Elena looked up imploringly but Maurizio’s expression was stony. With a little cry, she turned and fled. Terri didn’t try to follow her. She would comfort Elena later. First, she had unfinished business to take care of.
Maurizio glowered at Terri. “You shouldn’t have done that,” he said. “Do you think you’ve made things any better?”
“I’ve forced you out into the open where at least she can see you working against her.”
“Just how open do you mean to be? Are you going to tell her who you are?”
She took a long breath. “I don’t know. I sometimes wonder if she guesses.”
He nodded. “Perhaps she doesn’t want to know. You’re as much of a threat to her as I am—as Rufio was.”
“At any rate, you must see now that she’s not as heartless as you thought. She’s truly sorry about Rufio’s death.”

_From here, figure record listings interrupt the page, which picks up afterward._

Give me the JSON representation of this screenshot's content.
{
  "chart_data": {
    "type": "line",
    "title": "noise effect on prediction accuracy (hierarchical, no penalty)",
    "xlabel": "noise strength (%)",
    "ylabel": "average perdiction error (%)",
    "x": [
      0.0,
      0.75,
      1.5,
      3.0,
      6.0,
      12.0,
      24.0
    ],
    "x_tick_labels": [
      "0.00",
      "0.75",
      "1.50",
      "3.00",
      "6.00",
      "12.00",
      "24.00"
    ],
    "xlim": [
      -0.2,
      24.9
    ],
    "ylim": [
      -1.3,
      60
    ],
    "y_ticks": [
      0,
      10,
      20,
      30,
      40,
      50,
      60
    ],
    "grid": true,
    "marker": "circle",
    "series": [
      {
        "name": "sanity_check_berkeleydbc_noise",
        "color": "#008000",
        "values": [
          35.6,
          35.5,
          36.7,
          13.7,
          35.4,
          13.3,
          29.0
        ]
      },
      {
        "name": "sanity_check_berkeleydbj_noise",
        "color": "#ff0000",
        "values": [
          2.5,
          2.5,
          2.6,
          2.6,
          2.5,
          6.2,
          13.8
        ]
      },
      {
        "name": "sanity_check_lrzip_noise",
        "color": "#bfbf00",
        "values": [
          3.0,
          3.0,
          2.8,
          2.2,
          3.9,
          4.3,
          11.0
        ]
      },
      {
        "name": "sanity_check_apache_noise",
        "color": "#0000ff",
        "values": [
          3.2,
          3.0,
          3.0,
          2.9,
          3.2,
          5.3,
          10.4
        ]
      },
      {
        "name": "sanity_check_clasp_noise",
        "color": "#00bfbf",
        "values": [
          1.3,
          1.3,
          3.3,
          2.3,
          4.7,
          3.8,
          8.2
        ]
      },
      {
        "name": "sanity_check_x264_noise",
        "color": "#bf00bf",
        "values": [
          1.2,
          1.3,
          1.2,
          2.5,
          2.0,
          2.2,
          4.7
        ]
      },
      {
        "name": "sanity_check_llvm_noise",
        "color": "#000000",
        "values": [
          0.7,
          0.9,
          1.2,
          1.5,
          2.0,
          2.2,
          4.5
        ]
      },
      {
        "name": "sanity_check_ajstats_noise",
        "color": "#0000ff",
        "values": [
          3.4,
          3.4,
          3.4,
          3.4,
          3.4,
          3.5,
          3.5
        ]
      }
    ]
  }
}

“Then she should have prevented it when she had the chance.”
“But you heard her say—”
“Yes, I heard her and I didn’t believe a word of it. Such a pretty performance, including flowers for effect.” Maurizio began to strip away the flowers Elena had placed in the urn, but Terri seized his hands.
“Stop it!” she said fiercely. “She meant well, but you’re so eaten up with hate and mistrust that you can’t see anyone straight.”
“I thought I saw you straight,” he retorted. “But now I see you siding with my enemy.”
“I’m not siding with your enemy, Maurizio. I am your enemy. I thought I loved you, but now I see there’s no one there to love, just a shell with nothing inside but revenge. I thought you loved me, but you can’t love anyone.”
He flinched as if she’d struck him. “Have you finished?” he demanded coldly.
“Yes, except for this. Find my brother and restore him to me safely. Otherwise, I’ll remember the lesson you’ve taught me about vendetta.”
She turned and ran away from him. A public motor boat had arrived at the landing stage and she hurried onto it. As it drew away into the lagoon, she saw Maurizio emerge, looking for her. She watched as the distance between them grew. In her morbid state, that growing width of water seemed symbolic. Her heart felt like lead within her but her jaw was set. She would not let herself weaken now.